Folha de S. Paulo


Empregadora de Snowden enriqueceu protegendo segredos do governo

A Booz Allen Hamilton, empregadora de Edward Snowden, se tornou uma das maiores e mais lucrativas empresas dos Estados Unidos ao atender quase exclusivamente um único cliente: o governo norte-americano.

Ao longo dos dez últimos anos, boa parte do crescimento da companhia proveio do fornecimento de serviços especializados, tecnologia e pessoal à Agência de Segurança Nacional (NSA) e outras agências federais de inteligência. A Booz Allen faturou US$ 1,3 bilhão, 23% do faturamento total da empresa, com serviços para o setor de inteligência, no seu mais recente ano fiscal.

O governo norte-americano vem expandindo acentuadamente a coleta tecnológica de inteligência, de 2001 para cá, e os governos Bush e Obama optaram por confiar a prestadores de serviços privados como a Booz Allen boa parte do trabalho resultante.

Milhares de pessoas anteriormente empregadas pelo governo, e que ainda têm licença para trabalhar com informações sigilosas, agora fazem essencialmente o mesmo trabalho para empresas privadas. Snowden --que revelou domingo ser o responsável pelo recente vazamento de documentos de segurança nacional --é um desses funcionários. Como prova do relacionamento estreito entre a companhia e o governo, James Clapper Jr., o principal dirigente dos serviços de inteligência no governo Obama, foi executivo da Booz Allen, e seu predecessor no governo Bush, John McConnell, agora trabalha para a empresa.

Ewen MacAskill/Reuters
Técnico de segurança Edward Snowden, 29, em entrevista ao
Técnico de segurança Edward Snowden, 29, em entrevista ao "Guardian"; ele revelou esquemas de monitoramento de dados dos EUA

"O aparelho de segurança nacional vem sendo cada vez mais privatizado e transferido a prestadores de serviços", disse Danielle Brian, diretora executiva do Project on Government Oversight, uma organização sem fins lucrativos que estuda os prestadores de serviços do governo. "Isso é algo de que o público em larga medida não está ciente, a maneira pela qual mais de um milhão de funcionários de prestadores de serviços lidam com assuntos de alta delicadeza". Brian diz que a situação chegou a tal ponto que até mesmo a concessão de licenças de segurança foi terceirizada, em muitos casos, permitindo que empresas concedam licenças de segurança para trabalho governamental a funcionários de prestadores de serviços.

Companhias como a Booz Allen, Lockheed Martin e Computer Sciences Corp. também se envolvem diretamente na coleta de informações e em serviços de análise e consultoria para autoridades do governo. Funcionários da Booz trabalham dentro das instalações da NSA, que estão entre as mais sigilosas dos serviços de inteligência. A empresa também tem diversos edifícios de escritórios perto da sede da agência, em Fort Meade, Maryland.

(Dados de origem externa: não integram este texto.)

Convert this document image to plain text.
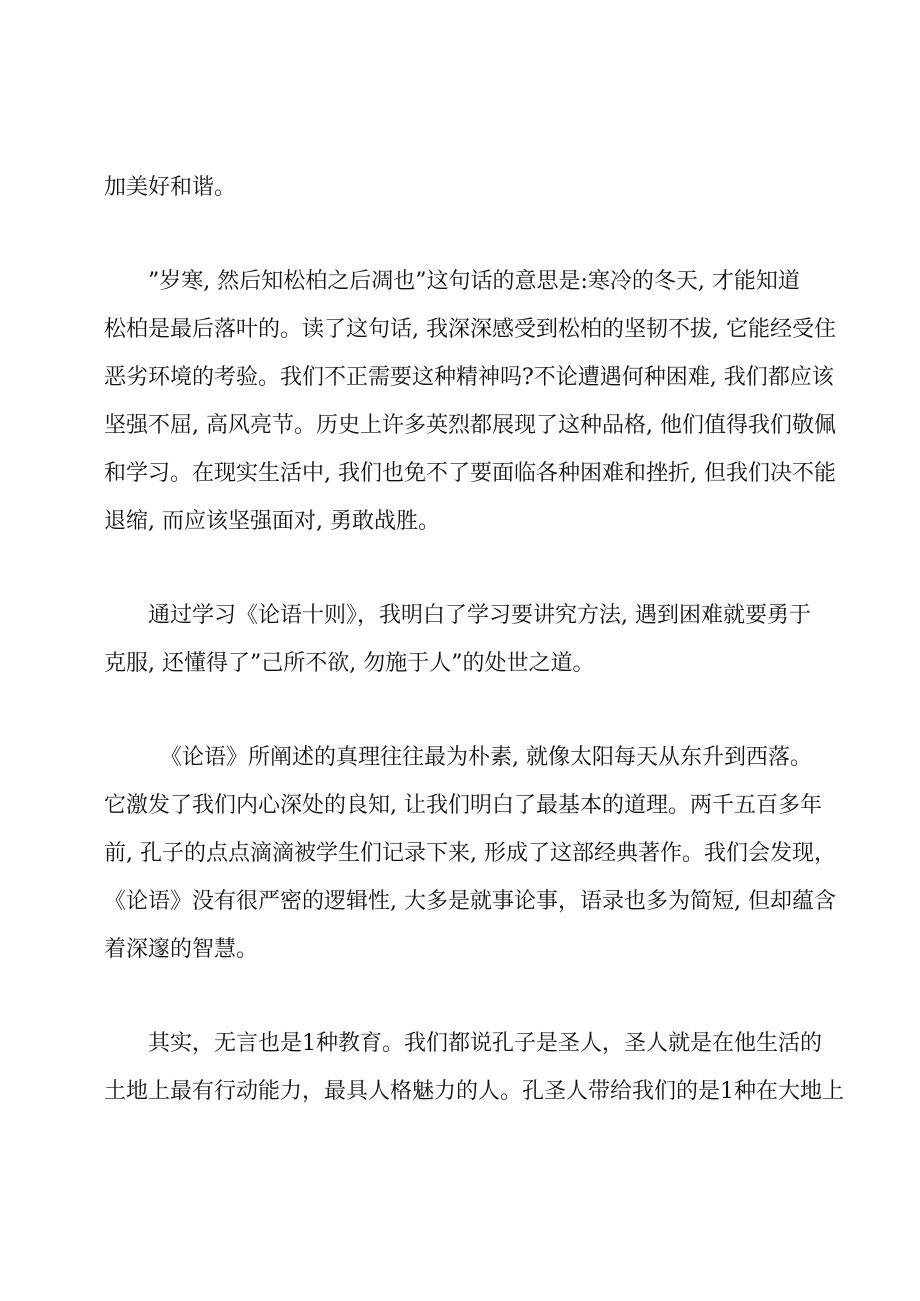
加美好和谐。
”岁寒, 然后知松柏之后凋也”这句话的意思是:寒冷的冬天, 才能知道
松柏是最后落叶的。读了这句话, 我深深感受到松柏的坚韧不拔, 它能经受住
恶劣环境的考验。我们不正需要这种精神吗?不论遭遇何种困难, 我们都应该
坚强不屈, 高风亮节。历史上许多英烈都展现了这种品格, 他们值得我们敬佩
和学习。在现实生活中, 我们也免不了要面临各种困难和挫折, 但我们决不能
退缩, 而应该坚强面对, 勇敢战胜。
通过学习《论语十则》，我明白了学习要讲究方法, 遇到困难就要勇于
克服, 还懂得了”己所不欲, 勿施于人”的处世之道。
《论语》所阐述的真理往往最为朴素, 就像太阳每天从东升到西落。
它激发了我们内心深处的良知, 让我们明白了最基本的道理。两千五百多年
前, 孔子的点点滴滴被学生们记录下来, 形成了这部经典著作。我们会发现，
《论语》没有很严密的逻辑性, 大多是就事论事，语录也多为简短, 但却蕴含
着深邃的智慧。
其实，无言也是1种教育。我们都说孔子是圣人，圣人就是在他生活的
土地上最有行动能力，最具人格魅力的人。孔圣人带给我们的是1种在大地上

A companhia emprega quase 25 mil pessoas, quase metade das quais detentoras de licenças de segurança para acesso a assuntos confidenciais, que oferecem "acesso a informações que causariam danos excepcionalmente graves à segurança nacional caso reveladas em público", de acordo com documentos apresentados pela empresa às autoridades financeiras.

Em janeiro, a Booz Allen anunciou que estava começando a trabalhar em um novo contrato, cujo valor pode atingir até US$ 5,6 bilhões em cinco anos, para fornecer serviços de análise de inteligência ao Departamento de Defesa. Nos termos do contrato, funcionários da Booz são destacados para ajudar as autoridades militares e de segurança nacional dos Estados Unidos, informou a companhia.

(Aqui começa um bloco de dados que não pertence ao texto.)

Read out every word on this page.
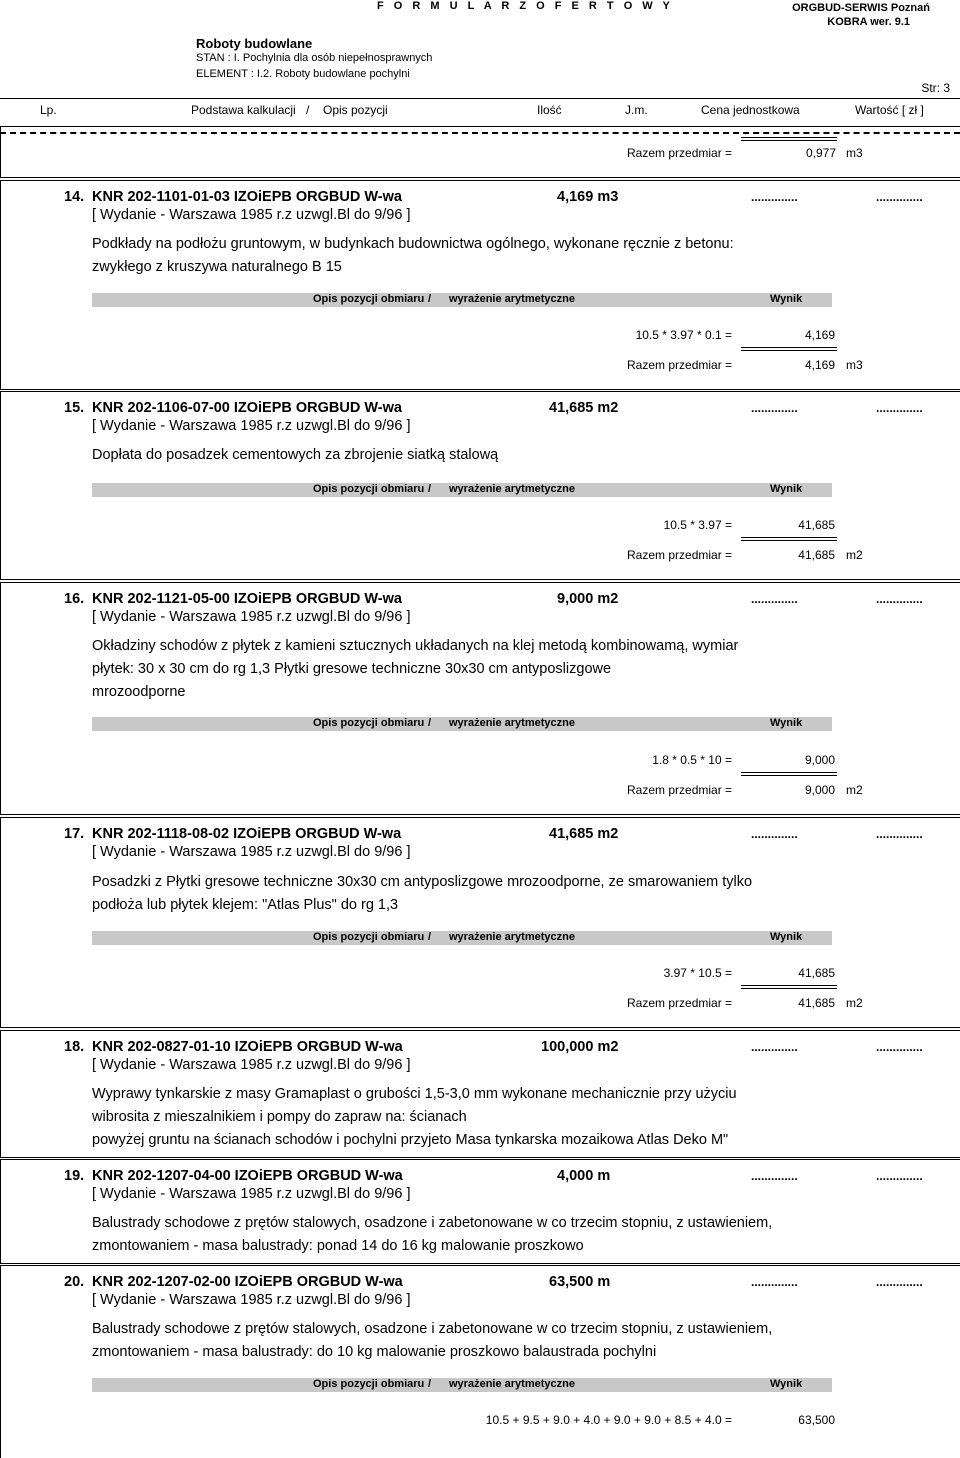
F O R M U L A R Z O F E R T O W Y	ORGBUD-SERWIS Poznań
KOBRA wer. 9.1
Roboty budowlane
STAN : I. Pochylnia dla osób niepełnosprawnych
ELEMENT : I.2. Roboty budowlane pochylni
Str: 3
Lp.	Podstawa kalkulacji / Opis pozycji	Ilość	J.m.	Cena jednostkowa	Wartość [ zł ]
Razem przedmiar =	0,977 m3
14. KNR 202-1101-01-03 IZOiEPB ORGBUD W-wa	4,169 m3	..............	..............
[ Wydanie - Warszawa 1985 r.z uzwgl.Bl do 9/96 ]
Podkłady na podłożu gruntowym, w budynkach budownictwa ogólnego, wykonane ręcznie z betonu:
zwykłego z kruszywa naturalnego B 15
Opis pozycji obmiaru / wyrażenie arytmetyczne	Wynik
10.5 * 3.97 * 0.1 =	4,169
Razem przedmiar =	4,169 m3
15. KNR 202-1106-07-00 IZOiEPB ORGBUD W-wa	41,685 m2	..............	..............
[ Wydanie - Warszawa 1985 r.z uzwgl.Bl do 9/96 ]
Dopłata do posadzek cementowych za zbrojenie siatką stalową
Opis pozycji obmiaru / wyrażenie arytmetyczne	Wynik
10.5 * 3.97 =	41,685
Razem przedmiar =	41,685 m2
16. KNR 202-1121-05-00 IZOiEPB ORGBUD W-wa	9,000 m2	..............	..............
[ Wydanie - Warszawa 1985 r.z uzwgl.Bl do 9/96 ]
Okładziny schodów z płytek z kamieni sztucznych układanych na klej metodą kombinowamą, wymiar
płytek: 30 x 30 cm do rg 1,3 Płytki gresowe techniczne 30x30 cm antyposlizgowe
mrozoodporne
Opis pozycji obmiaru / wyrażenie arytmetyczne	Wynik
1.8 * 0.5 * 10 =	9,000
Razem przedmiar =	9,000 m2
17. KNR 202-1118-08-02 IZOiEPB ORGBUD W-wa	41,685 m2	..............	..............
[ Wydanie - Warszawa 1985 r.z uzwgl.Bl do 9/96 ]
Posadzki z Płytki gresowe techniczne 30x30 cm antyposlizgowe mrozoodporne, ze smarowaniem tylko
podłoża lub płytek klejem: "Atlas Plus" do rg 1,3
Opis pozycji obmiaru / wyrażenie arytmetyczne	Wynik
3.97 * 10.5 =	41,685
Razem przedmiar =	41,685 m2
18. KNR 202-0827-01-10 IZOiEPB ORGBUD W-wa	100,000 m2	..............	..............
[ Wydanie - Warszawa 1985 r.z uzwgl.Bl do 9/96 ]
Wyprawy tynkarskie z masy Gramaplast o grubości 1,5-3,0 mm wykonane mechanicznie przy użyciu
wibrosita z mieszalnikiem i pompy do zapraw na: ścianach
powyżej gruntu na ścianach schodów i pochylni przyjeto Masa tynkarska mozaikowa Atlas Deko M"
19. KNR 202-1207-04-00 IZOiEPB ORGBUD W-wa	4,000 m	..............	..............
[ Wydanie - Warszawa 1985 r.z uzwgl.Bl do 9/96 ]
Balustrady schodowe z prętów stalowych, osadzone i zabetonowane w co trzecim stopniu, z ustawieniem,
zmontowaniem - masa balustrady: ponad 14 do 16 kg malowanie proszkowo
20. KNR 202-1207-02-00 IZOiEPB ORGBUD W-wa	63,500 m	..............	..............
[ Wydanie - Warszawa 1985 r.z uzwgl.Bl do 9/96 ]
Balustrady schodowe z prętów stalowych, osadzone i zabetonowane w co trzecim stopniu, z ustawieniem,
zmontowaniem - masa balustrady: do 10 kg malowanie proszkowo balaustrada pochylni
Opis pozycji obmiaru / wyrażenie arytmetyczne	Wynik
10.5 + 9.5 + 9.0 + 4.0 + 9.0 + 9.0 + 8.5 + 4.0 =	63,500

O deputado Peter King, republicano de Nova York e ex-presidente do Comitê de Segurança Interna da Câmara, disse não ter razão para acreditar que um prestador privado de serviços tivesse maior probabilidade de se tornar fonte para jornalistas do que um funcionário do governo, já que ambos precisam de uma licença de segurança antes que sejam autorizados a lidar com informações altamente confidenciais.

"A segurança é tão rígida e os procedimentos são aplicados com tamanho rigor que isso é uma verdadeira surpresa", disse King sobre o vazamento de dados por Snowden. "Teremos de investigar plenamente o ocorrido, por dentro e por fora, para descobrir o que aconteceu. Havia sinais de alerta, o histórico dele demonstrava problemas?"

Stewart Baker, que foi diretor jurídico da NSA nos anos 90 e mais recentemente ocupou posto importante no Departamento de Segurança Interna (DSI), se declarou preocupado com a possibilidade de que a dependência de prestadores externos de serviços de certo modo torne o governo mais vulnerável a vazamentos.

"Dentro do governo, existem estruturas criadas para garantir que as pessoas compreendam que podem expressar preocupações sobre a legalidade de determinadas atividades por meio de diversos canais estabelecidos", ele disse. "Pode-se recorrer ao inspetor geral ou aos comitês de Inteligência, e não é preciso expor segredos para atrair atenção dos escalões mais elevados às suas preocupações sem expor segredos nacionais. No caso dos funcionários de um prestador de serviços, isso é um pouco menos evidente".

A Booz Allen, que aponta na documentação apresentada às autoridades financeiras que seus negócios correm risco de prejuízo em função de vazamentos, reconheceu em declaração que Snowden foi funcionário da empresa.

A companhia, sediada na Virgínia, é basicamente prestadora de serviços de tecnologia. Reportou faturamento de US$ 5,76 bilhões no ano fiscal encerrado em março e ocupava a posição 436 no ranking "Fortune" das 500 maiores empresas de capital aberto norte-americanas. O governo respondeu por 98% desse faturamento, revelou a empresa.

O rápido crescimento do grupo, alimentado por investimentos do governo depois dos ataques de 11 de setembro, conduziu a uma aquisição em 2008 pelo Carlyle Group, um grupo de capital privado, o que foi seguido por uma abertura de capital em 2010.

A Booz Allen formou relacionamento especialmente estreito com as agências de inteligência, e outros líderes do setor além de Clapper e McConnell fizeram parte de seus quadros executivos;.

McConnell vem defendendo a expansão dos gastos do governo com a segurança cibernética. Ele disse ao programa "60 Minutes", da rede CBS, em 2010, que governos estrangeiros tinham a capacidade de derrubar as redes de energia e o sistema financeiro dos Estados Unidos.

"Os Estados Unidos não estão preparados para um ataque como esse", afirmou.

A companhia sofreu pelo menos um problema muito alardeado de segurança de dados, anteriormente. Em 2011, arquivos mantidos pela Booz Allen foram obtidos pelo grupo ativista online Anonymous, que alegou ter roubado dezenas de milhares de senhas militares cifradas.